The X-Ray series occupies a singular position within David Černý's practice — at once intimate in scale and unsettling in implication. Initiated in 2013 and continuing through the present, the works take their conceptual departure from a deeply mundane, hypermodern ritual: passing through airport security. Struck by the quiet violence of the X-ray scanner — its capacity to expose, without permission, the private contents of personal objects — Černý began casting three-dimensional replicas of everyday items in translucent epoxy and polymer resin. Guns, bullets, grenades, and toy babies are suspended within these luminous blocks, rendered eerily visible, as if permanently frozen mid-scan.
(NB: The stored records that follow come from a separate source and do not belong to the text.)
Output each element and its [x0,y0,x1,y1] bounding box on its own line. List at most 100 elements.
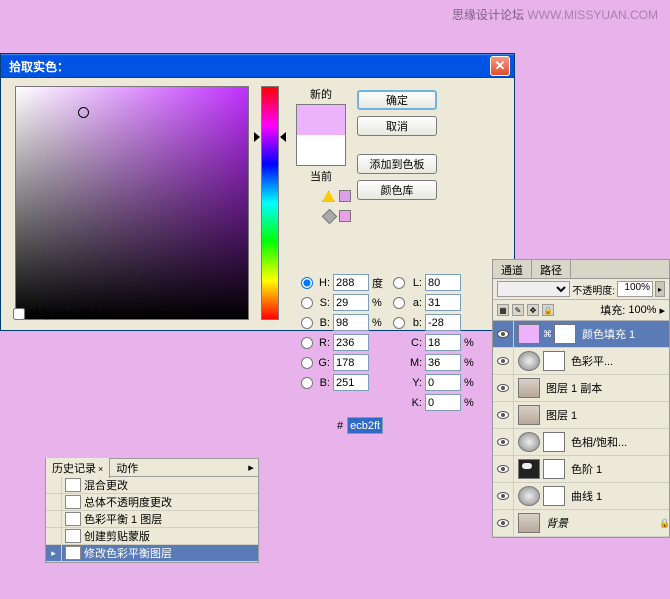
layer-mask [543,486,565,506]
radio-l[interactable] [393,277,405,289]
radio-bb[interactable] [301,377,313,389]
layer-mask [543,432,565,452]
history-flag[interactable]: ▸ [46,545,62,562]
tab-channel[interactable]: 通道 [493,260,532,278]
gamut-swatch[interactable] [339,190,351,202]
tab-action[interactable]: 动作 [110,458,144,478]
label-m: M: [410,357,422,369]
lock-transparency-icon[interactable]: ▦ [497,304,509,316]
history-flag[interactable] [46,494,62,511]
layer-mask [543,459,565,479]
lock-position-icon[interactable]: ✥ [527,304,539,316]
opacity-arrow-icon[interactable]: ▸ [655,281,665,297]
input-l[interactable] [425,274,461,291]
layer-row[interactable]: 色彩平... [493,348,669,375]
visibility-toggle[interactable] [493,429,514,456]
hue-arrow-right-icon [280,132,286,142]
visibility-toggle[interactable] [493,348,514,375]
ok-button[interactable]: 确定 [357,90,437,110]
input-a[interactable] [425,294,461,311]
layer-row[interactable]: 色相/饱和... [493,429,669,456]
titlebar[interactable]: 拾取实色： ✕ [1,54,514,78]
history-row[interactable]: 创建剪贴蒙版 [46,528,258,545]
history-flag[interactable] [46,477,62,494]
layer-row[interactable]: 背景🔒 [493,510,669,537]
add-swatch-button[interactable]: 添加到色板 [357,154,437,174]
radio-r[interactable] [301,337,313,349]
layer-name: 背景 [544,515,659,531]
input-b2[interactable] [425,314,461,331]
gamut-warning-icon[interactable] [322,191,335,202]
layer-row[interactable]: 色阶 1 [493,456,669,483]
label-bb: B: [318,377,330,389]
history-flag[interactable] [46,528,62,545]
fill-label: 填充: [600,302,625,318]
input-s[interactable] [333,294,369,311]
layer-row[interactable]: 曲线 1 [493,483,669,510]
input-y[interactable] [425,374,461,391]
history-row[interactable]: ▸修改色彩平衡图层 [46,545,258,562]
layer-thumb [518,513,540,533]
lock-pixels-icon[interactable]: ✎ [512,304,524,316]
opacity-value[interactable]: 100% [617,281,653,297]
lock-all-icon[interactable]: 🔒 [542,304,554,316]
radio-s[interactable] [301,297,313,309]
visibility-toggle[interactable] [493,483,514,510]
label-y: Y: [410,377,422,389]
cancel-button[interactable]: 取消 [357,116,437,136]
history-row[interactable]: 总体不透明度更改 [46,494,258,511]
fill-arrow-icon[interactable]: ▸ [659,304,665,317]
hue-arrow-left-icon [254,132,260,142]
layer-row[interactable]: ⌘颜色填充 1 [493,321,669,348]
tab-history[interactable]: 历史记录× [46,458,110,478]
unit-k: % [464,397,482,409]
history-row[interactable]: 色彩平衡 1 图层 [46,511,258,528]
history-icon [65,495,81,509]
preview-swatch [296,104,346,166]
history-flag[interactable] [46,511,62,528]
input-hex[interactable] [347,417,383,434]
unit-y: % [464,377,482,389]
history-row[interactable]: 混合更改 [46,477,258,494]
web-only-checkbox[interactable]: 只有 Web 颜色 [13,306,102,322]
panel-menu-icon[interactable]: ▸ [244,461,258,474]
hue-slider[interactable] [261,86,279,320]
saturation-field[interactable] [15,86,249,320]
layer-name: 颜色填充 1 [580,326,669,342]
visibility-toggle[interactable] [493,456,514,483]
web-only-check[interactable] [13,308,25,320]
layer-name: 色相/饱和... [569,434,669,450]
radio-g[interactable] [301,357,313,369]
layer-row[interactable]: 图层 1 副本 [493,375,669,402]
visibility-toggle[interactable] [493,375,514,402]
blend-mode-select[interactable] [497,281,570,297]
radio-b[interactable] [301,317,313,329]
input-r[interactable] [333,334,369,351]
radio-h[interactable] [301,277,313,289]
visibility-toggle[interactable] [493,321,514,348]
input-k[interactable] [425,394,461,411]
layer-name: 图层 1 [544,407,669,423]
fill-value[interactable]: 100% [628,304,656,316]
tab-path[interactable]: 路径 [532,260,571,278]
history-label: 总体不透明度更改 [84,494,258,510]
visibility-toggle[interactable] [493,510,514,537]
visibility-toggle[interactable] [493,402,514,429]
input-c[interactable] [425,334,461,351]
input-b[interactable] [333,314,369,331]
input-m[interactable] [425,354,461,371]
input-bb[interactable] [333,374,369,391]
radio-a[interactable] [393,297,405,309]
color-marker [78,107,89,118]
close-button[interactable]: ✕ [490,56,510,76]
layer-name: 曲线 1 [569,488,669,504]
web-only-label: 只有 Web 颜色 [29,306,102,322]
input-h[interactable] [333,274,369,291]
radio-b2[interactable] [393,317,405,329]
unit-m: % [464,357,482,369]
websafe-swatch[interactable] [339,210,351,222]
websafe-warning-icon[interactable] [322,208,338,224]
layer-row[interactable]: 图层 1 [493,402,669,429]
input-g[interactable] [333,354,369,371]
color-library-button[interactable]: 颜色库 [357,180,437,200]
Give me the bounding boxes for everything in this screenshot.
The result is a body of work that transforms the logic of surveillance into sculpture. The series encompasses a range of motifs and formats, from compact wall-mounted reliefs to fully realized assemblages. Works such as Violin — a transparent violin case harbouring firearms and a grenade alongside miniature plastic infants — are emblematic of Černý's method: familiar objects defamiliarized through radical transparency, their latent danger made literal. Other pieces in the series, including Suitcase, Travel Bag, and the various Guns works, accumulate into a taxonomy of threat, where the banality of luggage and the lethality of weapons are collapsed into a single image. The colour variants — green, blue, and others — introduce a further aesthetic register, one that oscillates between clinical objectivity and something approaching the decorative, making the violence no less present but somehow harder to locate. Černý's X-Ray works function as a sustained meditation on visibility, control, and contemporary anxiety. They expose not only weapons, but the systems of power that seek to contain them — and the unease that persists regardless. Represented internationally through galleries including ARTAFFAIR (Regensburg/Munich) and HOHMANN (Palm Springs), and displayed prominently in Černý's own museum, the MUSOLEUM in Prague, the series has become central to understanding the artist's broader interrogation of the post-Cold War world: a place where security theater and political violence coexist in unsettling proximity, rendered here in resin, with unsettling clarity.